Every aspiring photographer is anxious to get out into the world and start snapping shots. But, only after purchasing a DSLR does the inevitable question of “Which lens should I use?” come to many beginners mind. Sure, most cameras come with a standard kit lens, usually a zoom lens with a range along the lines of 15-85mm. While this is sufficient to learn the basics with, the limitations of a kit lens quickly become apparent when comparing the aperture and overall image sharpness capable of being attained by cameras equipped with higher quality glass
Navigating through the wide array of lenses available on the market can be intimidating, especially for an individual that may not fully understand the differences between varying lenses. Here are just a few guidelines to help you determine which lens is right for you:
What is your budget?
Unfortunately, photography is not an inexpensive medium. Lenses are no exception to that rule, and can be a major investment. The fact of the matter is; the range in lens prices is dramatic. Top of the line lenses can easily cost thousands of dollars, while standard models often sell for as low as $100. Before setting your heart on a specific make or model, decide how much you are willing to spend on a lens. Do some research to find out what the lenses that you would like to add to your repertoire would cost and compare prices between similar models made by different manufacturers. If you find that your heart’s desire doesn’t necessarily match up with the balance of your bank account, consider options such as renting a lens temporarily or buying a lightly used lens at a reduced price.
Prime or Zoom?
There are two types of lenses available to photographers – zoom lenses and prime lenses. Each has their own set of advantages and disadvantages. Most DSLR cameras are equipped with a basic zoom lens, capable of reaching different focal lengths depending on the desire of the photographer. Zoom lenses can have incredible range and are helpful in the field in that they can both close in on distant details and pan out to show expansive environments. However, well-made zoom lenses often run at more expensive prices than their prime counterparts. A prime lens often can attain low apertures unobtainable on zooms lenses, and often times they are able to process images a bit faster. The main problem that arises with a prime lens is the fact that its focal length is fixed – meaning that for any sort of change in perspective, it becomes necessary to switch out to a different lens.

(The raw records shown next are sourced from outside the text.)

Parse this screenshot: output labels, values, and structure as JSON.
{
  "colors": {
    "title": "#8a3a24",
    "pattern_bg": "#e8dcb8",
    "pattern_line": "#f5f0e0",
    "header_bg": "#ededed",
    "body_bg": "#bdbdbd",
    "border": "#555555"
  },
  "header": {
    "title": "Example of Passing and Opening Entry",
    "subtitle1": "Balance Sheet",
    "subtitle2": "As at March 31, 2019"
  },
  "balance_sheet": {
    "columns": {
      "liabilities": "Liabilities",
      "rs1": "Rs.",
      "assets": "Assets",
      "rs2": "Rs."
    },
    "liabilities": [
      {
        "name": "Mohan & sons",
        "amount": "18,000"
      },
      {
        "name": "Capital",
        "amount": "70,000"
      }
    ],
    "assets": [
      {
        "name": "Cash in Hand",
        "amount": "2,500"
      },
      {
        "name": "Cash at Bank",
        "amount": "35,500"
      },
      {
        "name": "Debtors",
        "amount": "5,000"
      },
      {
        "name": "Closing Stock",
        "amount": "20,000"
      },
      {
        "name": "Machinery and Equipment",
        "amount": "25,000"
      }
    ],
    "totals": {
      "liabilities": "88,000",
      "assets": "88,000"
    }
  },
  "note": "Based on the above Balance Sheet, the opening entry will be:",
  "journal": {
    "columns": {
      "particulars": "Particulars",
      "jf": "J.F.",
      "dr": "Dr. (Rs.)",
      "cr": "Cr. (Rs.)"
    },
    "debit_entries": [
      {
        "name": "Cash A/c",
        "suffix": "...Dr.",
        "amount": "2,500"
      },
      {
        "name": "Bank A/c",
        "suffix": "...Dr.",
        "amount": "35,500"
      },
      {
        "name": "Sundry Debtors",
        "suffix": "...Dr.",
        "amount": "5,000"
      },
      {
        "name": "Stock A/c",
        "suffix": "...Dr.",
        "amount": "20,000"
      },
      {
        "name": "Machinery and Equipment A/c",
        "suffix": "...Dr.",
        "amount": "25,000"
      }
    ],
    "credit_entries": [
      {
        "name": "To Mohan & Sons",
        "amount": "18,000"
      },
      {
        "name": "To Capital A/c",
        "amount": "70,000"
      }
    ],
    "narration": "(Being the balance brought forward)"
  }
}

Which lens is best suited to your needs?
One of the things that make choosing a lens most difficult is the fact that each has a different function. There is no definitive “best” lens on the market. What might be the perfect lens for a photographer focused on portraiture may be an awful choice for a photographer fixated on recording fast action, and vice versa. This does not make one lens better than the other overall – it’s just that each model has a different function better suited to some tasks over others. Consider your interests as a photographer and your goals as an artist. Take into consideration how factors such as angle of view and focal length versatility may or may not help or hinder your image making process. If you’re not sure about the mechanics of a lens and how they might affect your images, read reviews online and ask for advice from peers within the photo community. Prioritize your needs and choose a lens that would most benefit your photographic pursuits – which might not be the flashiest choice on the shelf.
Look into the details
With the technology behind photography increasing at an incredibly fast rate, it’s important to look into the bells and whistles of a lens. For a photographer constantly on the move, the built in image stabilization included in many standard lenses is a necessity. However, for a studio photographer in a controlled environment, it might be a feature worth sacrificing. Some camera details may seem insignificant – for instance, a lens with a minimum aperture of f1.4 as opposed to a camera that can only reach f1.8. For many photographers, the extra ⅔’s of a stop is not appealing enough to justify the difference in cost between the two. However, for a photographer that frequently works in low lighting situations, it might be a detail that makes an incredible difference in their work.
Photography, like any form of art, is open ended. There are millions of possibilities for a mind equipped with a camera, regardless of the lens that may be attached to the other side. While choosing the perfect lens can be a purchase involving careful thought and research, in the end what matters most is making a decision that feels right to you.